The exporter argued that the statute "does not clearly define the date of sale." The applicable law, 19 U.S.C. Section 1677a(a), says that the export price means the price at which the subject goods are first sold or agreed to be sold. While the trade court previously deferred to Commerce's understanding of the date of sale, the Supreme Court's recent decision in Loper Bright v. Raimondo eliminated this principle of deference, the brief said.
Kaptan also argued that Commerce didn't use the "best meaning" of the statute, and that the law allows for either the invoice date or the contract date to stand as the date of sale. The agency should "comprehensively review evidence on the record in each review segment to determine the date on which price" or other material terms kept in the exporter's records are set "without a presumption in favor of a specific date," the brief said.
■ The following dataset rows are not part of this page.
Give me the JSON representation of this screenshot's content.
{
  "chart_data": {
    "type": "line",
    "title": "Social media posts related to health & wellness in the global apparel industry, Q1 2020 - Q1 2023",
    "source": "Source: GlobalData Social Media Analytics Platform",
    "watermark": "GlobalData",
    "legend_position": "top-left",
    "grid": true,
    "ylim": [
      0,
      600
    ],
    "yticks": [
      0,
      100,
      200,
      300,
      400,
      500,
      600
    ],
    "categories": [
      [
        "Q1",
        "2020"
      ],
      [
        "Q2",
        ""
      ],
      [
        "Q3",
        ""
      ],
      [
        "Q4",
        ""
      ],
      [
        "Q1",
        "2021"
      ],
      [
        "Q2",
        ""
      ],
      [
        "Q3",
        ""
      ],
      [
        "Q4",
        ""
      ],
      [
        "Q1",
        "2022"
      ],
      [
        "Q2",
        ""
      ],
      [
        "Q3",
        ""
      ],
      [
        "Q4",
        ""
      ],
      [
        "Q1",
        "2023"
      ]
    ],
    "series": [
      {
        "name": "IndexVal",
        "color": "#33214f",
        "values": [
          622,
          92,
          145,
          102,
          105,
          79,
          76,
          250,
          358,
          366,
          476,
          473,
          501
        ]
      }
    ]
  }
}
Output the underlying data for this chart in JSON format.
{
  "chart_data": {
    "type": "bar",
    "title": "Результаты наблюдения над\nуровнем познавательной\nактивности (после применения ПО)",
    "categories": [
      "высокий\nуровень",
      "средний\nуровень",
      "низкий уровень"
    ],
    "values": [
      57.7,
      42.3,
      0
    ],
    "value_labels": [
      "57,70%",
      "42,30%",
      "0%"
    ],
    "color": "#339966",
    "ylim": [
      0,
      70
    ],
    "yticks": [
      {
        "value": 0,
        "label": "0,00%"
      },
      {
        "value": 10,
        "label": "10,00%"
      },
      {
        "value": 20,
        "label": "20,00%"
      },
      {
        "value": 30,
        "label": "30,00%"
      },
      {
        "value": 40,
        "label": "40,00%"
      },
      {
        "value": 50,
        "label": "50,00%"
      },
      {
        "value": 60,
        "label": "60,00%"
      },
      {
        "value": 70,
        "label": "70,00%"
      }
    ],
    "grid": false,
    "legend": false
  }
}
The exporter said the "statute, legislative history, and Commerce’s regulations are clear that Commerce’s objective, as dictated by Congress and the law, is to determine when all sales terms are finalized for purposes of reporting the correct universe of sales." The agency has "inconsistently" applied its date of sale methodology and also been "contradictory" in defining what is and isn't a "material" term of sale, the exporter said.
In some cases, Commerce said it has a long-standing practice of looking beyond the invoice date, while in others, the agency has "found the presumption in favor of the invoice date (or shipment date) to be effectively un-rebuttable, despite record evidence that the material terms are set in the contract and cannot change," Kaptan said.
Kaptan also claimed that Commerce acted beyond its delegated authority. As the trade court has previously recognized, the agency doesn't have "unbridled discretion to apply invoice date as the date of sale across-the-board, with no regard for the record evidence," even under the old Chevron deferential standard.
Commerce went beyond its authority by invoking a "unpredictable, inconsistent" date of sale standard that "has become prohibitive to use of anything other than invoice date," the brief said. Without reliable definitions of "what constitutes a sale, a material term of a sale, and a final agreement, i.e. the absence of any material change to those terms, Commerce’s interpretation of the statute cannot be viewed as 'the best,' or even a 'permissible,' interpretation," Katpan argued.
Kaptan also argued against Commerce's calculation of the differences in merchandise (DIFMER) adjustment based on the "weight averaging and indexing of reported monthly costs" instead of per unit costs reports by Kaptan, inflating the dumping margin. The exporter said the agency should "simply calculate and use a monthly DIFMER adjustment from unindexed submitted per unit costs, which reflect the true cost differences and are not impacted by timing differences."